3- Küfür akideleri, fikirleri ve nizamlarıyla fasit inanışlarla, hatalı fikirlerle, yanlış mefhumlarla; bunların yanlışlılığını ve İslâm'la çeliştiklerini açıklamak suretiyle, ümmeti bunlardan ve etkilerinden kurtarmak için fikrî mücadele yapmak.

4- Siyasî mücadele yapmak;

a)- İslâm beldeleri üzerinde nüfuzu ve hakimiyeti bulunan sömürgeci kâfir devletlerle mücadele yapmak.
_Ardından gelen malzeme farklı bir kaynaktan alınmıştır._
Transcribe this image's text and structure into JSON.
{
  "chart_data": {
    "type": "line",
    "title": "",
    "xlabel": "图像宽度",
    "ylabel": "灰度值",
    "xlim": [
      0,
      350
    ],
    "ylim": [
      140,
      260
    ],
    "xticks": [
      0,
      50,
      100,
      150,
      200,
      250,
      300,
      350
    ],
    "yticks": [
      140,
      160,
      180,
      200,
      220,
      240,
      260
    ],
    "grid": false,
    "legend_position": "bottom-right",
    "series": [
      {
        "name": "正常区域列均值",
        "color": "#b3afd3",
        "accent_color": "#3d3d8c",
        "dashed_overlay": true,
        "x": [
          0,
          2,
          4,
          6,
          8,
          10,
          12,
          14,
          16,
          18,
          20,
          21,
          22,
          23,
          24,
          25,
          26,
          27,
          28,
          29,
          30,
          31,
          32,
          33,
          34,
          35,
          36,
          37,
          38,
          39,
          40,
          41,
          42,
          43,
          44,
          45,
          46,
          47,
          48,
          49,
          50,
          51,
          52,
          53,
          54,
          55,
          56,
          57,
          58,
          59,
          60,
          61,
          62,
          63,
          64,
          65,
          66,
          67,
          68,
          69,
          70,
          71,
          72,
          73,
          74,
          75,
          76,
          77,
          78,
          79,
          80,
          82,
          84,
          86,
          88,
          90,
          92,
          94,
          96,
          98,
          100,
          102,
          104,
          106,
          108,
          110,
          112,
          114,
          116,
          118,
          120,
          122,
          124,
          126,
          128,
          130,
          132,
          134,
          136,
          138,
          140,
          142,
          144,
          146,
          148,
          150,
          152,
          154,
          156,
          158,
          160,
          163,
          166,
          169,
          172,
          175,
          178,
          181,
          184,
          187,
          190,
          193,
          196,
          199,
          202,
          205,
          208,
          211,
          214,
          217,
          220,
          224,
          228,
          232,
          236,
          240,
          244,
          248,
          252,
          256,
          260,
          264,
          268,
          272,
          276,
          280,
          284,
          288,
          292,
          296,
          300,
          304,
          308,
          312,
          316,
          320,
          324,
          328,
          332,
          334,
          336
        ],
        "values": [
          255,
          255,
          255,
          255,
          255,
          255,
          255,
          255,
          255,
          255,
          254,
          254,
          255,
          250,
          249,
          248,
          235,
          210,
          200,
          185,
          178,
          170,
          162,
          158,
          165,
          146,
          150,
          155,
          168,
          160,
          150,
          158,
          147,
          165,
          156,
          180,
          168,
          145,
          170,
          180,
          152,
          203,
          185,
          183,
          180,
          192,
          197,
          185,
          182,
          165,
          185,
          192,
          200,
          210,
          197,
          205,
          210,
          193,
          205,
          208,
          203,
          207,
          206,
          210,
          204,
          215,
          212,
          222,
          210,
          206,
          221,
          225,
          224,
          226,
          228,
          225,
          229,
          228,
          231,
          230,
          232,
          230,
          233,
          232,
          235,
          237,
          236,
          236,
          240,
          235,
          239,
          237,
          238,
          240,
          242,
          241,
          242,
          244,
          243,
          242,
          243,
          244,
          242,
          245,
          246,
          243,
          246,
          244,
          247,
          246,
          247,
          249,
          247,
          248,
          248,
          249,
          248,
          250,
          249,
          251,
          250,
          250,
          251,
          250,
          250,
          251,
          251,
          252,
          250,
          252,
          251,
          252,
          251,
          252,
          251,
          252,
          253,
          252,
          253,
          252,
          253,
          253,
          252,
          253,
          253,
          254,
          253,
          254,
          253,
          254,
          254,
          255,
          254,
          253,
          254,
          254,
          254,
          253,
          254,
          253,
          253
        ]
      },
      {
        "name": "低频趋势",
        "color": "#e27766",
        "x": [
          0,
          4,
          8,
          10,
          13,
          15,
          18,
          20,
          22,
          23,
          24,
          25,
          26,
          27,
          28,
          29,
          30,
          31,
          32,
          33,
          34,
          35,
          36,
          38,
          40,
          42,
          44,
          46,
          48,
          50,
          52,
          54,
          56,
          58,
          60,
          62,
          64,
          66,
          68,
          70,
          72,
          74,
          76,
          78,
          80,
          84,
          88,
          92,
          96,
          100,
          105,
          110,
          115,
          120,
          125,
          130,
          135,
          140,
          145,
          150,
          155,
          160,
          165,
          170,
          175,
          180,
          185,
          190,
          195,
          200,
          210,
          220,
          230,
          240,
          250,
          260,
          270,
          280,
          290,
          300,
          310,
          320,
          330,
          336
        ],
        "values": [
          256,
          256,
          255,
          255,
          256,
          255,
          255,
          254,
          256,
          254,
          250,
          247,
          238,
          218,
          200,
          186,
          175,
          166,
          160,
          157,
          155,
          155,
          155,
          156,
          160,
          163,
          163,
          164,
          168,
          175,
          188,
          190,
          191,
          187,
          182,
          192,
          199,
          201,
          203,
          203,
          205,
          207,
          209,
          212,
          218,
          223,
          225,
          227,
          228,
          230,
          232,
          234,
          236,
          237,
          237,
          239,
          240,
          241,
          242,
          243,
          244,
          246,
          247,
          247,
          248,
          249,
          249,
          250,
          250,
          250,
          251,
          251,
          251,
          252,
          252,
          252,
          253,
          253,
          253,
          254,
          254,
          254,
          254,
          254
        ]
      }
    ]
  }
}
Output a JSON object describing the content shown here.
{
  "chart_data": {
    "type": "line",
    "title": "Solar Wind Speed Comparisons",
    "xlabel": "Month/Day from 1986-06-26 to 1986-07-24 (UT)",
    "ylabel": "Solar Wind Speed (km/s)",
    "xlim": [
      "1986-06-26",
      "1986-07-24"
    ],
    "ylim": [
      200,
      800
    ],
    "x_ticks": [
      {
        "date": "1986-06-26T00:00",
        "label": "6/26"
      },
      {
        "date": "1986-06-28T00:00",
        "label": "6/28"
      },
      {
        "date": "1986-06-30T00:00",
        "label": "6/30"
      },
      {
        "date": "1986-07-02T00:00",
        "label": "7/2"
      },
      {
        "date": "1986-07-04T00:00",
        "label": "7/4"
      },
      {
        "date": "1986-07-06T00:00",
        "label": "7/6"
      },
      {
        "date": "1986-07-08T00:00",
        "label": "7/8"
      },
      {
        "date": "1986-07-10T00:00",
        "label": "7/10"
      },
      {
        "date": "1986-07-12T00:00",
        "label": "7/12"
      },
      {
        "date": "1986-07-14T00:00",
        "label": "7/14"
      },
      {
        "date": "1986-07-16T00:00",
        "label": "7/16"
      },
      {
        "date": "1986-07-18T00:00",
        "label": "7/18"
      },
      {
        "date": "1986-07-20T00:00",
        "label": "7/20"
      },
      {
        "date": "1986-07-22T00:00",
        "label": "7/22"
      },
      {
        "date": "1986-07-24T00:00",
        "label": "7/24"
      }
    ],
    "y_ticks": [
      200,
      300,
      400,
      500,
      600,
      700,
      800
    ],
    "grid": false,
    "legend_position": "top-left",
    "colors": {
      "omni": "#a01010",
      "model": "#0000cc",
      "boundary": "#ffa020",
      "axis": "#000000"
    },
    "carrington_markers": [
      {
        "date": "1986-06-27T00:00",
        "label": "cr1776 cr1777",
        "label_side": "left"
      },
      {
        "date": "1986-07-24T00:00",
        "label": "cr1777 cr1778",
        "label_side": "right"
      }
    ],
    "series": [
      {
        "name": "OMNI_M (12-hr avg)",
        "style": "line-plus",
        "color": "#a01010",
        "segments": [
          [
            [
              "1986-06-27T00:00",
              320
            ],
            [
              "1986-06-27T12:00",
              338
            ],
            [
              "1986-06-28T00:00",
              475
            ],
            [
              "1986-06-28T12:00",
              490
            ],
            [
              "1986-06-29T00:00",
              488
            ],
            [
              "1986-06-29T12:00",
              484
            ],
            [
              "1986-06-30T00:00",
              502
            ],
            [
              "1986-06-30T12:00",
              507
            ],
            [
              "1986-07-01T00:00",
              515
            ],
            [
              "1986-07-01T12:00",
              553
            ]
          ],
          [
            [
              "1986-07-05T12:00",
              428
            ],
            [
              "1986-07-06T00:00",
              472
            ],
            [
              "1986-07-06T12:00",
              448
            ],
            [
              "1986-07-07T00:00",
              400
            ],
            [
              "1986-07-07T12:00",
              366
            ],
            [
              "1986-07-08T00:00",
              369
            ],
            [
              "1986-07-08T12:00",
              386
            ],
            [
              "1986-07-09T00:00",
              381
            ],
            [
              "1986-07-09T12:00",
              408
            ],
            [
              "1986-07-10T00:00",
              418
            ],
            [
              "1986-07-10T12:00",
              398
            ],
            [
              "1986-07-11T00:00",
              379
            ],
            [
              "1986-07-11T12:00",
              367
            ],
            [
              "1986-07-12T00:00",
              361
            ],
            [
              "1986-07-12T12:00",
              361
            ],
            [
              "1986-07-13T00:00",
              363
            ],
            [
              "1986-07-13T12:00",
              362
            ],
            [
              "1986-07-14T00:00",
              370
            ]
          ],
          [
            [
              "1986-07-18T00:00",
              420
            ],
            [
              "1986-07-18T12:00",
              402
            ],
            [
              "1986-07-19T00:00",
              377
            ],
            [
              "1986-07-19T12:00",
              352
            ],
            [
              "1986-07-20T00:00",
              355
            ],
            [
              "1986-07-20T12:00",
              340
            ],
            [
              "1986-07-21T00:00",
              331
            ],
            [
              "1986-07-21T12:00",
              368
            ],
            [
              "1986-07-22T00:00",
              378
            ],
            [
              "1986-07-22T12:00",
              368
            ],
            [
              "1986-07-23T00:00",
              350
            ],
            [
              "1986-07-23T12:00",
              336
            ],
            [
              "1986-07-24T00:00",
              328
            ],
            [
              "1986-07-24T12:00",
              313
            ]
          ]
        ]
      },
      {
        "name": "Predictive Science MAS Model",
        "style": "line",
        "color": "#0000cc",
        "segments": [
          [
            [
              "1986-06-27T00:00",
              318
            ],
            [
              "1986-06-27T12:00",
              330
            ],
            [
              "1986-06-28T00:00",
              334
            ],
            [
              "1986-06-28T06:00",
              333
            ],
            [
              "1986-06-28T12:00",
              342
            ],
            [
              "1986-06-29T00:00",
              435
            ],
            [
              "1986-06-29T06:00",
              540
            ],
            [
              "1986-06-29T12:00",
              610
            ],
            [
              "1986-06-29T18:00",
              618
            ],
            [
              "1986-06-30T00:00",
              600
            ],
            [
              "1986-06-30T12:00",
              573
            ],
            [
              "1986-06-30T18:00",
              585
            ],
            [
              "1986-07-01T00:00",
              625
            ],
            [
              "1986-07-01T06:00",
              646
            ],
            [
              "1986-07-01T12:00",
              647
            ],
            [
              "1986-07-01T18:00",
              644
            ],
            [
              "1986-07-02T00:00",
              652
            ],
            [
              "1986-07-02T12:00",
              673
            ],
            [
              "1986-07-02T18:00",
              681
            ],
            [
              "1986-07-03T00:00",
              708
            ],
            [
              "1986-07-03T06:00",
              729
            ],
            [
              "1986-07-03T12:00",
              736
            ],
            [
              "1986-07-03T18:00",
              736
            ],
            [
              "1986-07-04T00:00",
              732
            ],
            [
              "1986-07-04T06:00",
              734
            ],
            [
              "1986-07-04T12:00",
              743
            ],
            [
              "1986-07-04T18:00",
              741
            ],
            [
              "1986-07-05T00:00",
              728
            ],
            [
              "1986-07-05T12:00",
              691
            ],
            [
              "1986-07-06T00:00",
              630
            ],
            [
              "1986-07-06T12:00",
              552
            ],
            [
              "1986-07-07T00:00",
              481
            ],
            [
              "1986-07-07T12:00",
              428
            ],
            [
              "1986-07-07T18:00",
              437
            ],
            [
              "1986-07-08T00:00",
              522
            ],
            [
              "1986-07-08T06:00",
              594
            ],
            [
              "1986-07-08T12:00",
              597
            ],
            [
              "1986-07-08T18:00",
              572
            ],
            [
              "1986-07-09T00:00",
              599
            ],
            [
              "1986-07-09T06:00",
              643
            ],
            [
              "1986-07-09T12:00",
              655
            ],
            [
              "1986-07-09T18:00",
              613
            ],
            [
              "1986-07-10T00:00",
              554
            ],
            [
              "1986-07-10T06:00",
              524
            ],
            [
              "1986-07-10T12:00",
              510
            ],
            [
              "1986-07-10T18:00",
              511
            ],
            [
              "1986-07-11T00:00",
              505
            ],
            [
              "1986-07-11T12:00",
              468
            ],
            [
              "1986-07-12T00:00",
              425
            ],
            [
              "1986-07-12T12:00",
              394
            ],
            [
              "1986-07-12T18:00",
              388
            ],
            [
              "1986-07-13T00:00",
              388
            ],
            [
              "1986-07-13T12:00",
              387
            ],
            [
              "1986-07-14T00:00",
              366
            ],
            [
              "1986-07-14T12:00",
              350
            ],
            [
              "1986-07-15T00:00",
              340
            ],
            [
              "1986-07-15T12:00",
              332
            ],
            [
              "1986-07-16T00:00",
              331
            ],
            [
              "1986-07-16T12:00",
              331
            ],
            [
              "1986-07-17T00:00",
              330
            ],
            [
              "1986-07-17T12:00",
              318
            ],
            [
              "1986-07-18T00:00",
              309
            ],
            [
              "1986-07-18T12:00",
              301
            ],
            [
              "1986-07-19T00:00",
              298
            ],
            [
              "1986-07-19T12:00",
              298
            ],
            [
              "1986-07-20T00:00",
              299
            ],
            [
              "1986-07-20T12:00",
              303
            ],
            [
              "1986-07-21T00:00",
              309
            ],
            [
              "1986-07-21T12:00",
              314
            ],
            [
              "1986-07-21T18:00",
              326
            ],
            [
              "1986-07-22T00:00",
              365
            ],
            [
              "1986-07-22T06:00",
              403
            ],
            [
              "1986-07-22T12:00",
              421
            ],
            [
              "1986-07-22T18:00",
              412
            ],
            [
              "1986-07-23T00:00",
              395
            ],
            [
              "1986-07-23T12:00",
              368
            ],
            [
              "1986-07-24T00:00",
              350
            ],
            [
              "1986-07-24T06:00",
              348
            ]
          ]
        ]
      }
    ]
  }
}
Fikrî, siyasî, ekonomik ve askerî sömürgecilerin bütün şekilleriyle mücadele etmek; ümmeti onların hakimiyetlerinden kurtarmak, hangisi olursa olsun nüfuzlarının izlerinden kurtuluşa kavuşturmak için onların gizli faaliyetlerinin sırrını açığa çıkarmak.

b)- Arap ve İslâm beldelerindeki yöneticilerle çarpışmak. Ümmetin haklarını her ne zaman çiğnerlerse, ümmetin işlerinden herhangi birini ihmal ederlerse ve İslâm hükümlerine her ne zaman muhalefet ederlerse, onları değiştirmek, muhasebe etmek ve onların içyüzünü ortaya koymak. Onların hakimiyetlerini, yerine İslâm hakimiyetini kurmak için yok etmeye çalışmak.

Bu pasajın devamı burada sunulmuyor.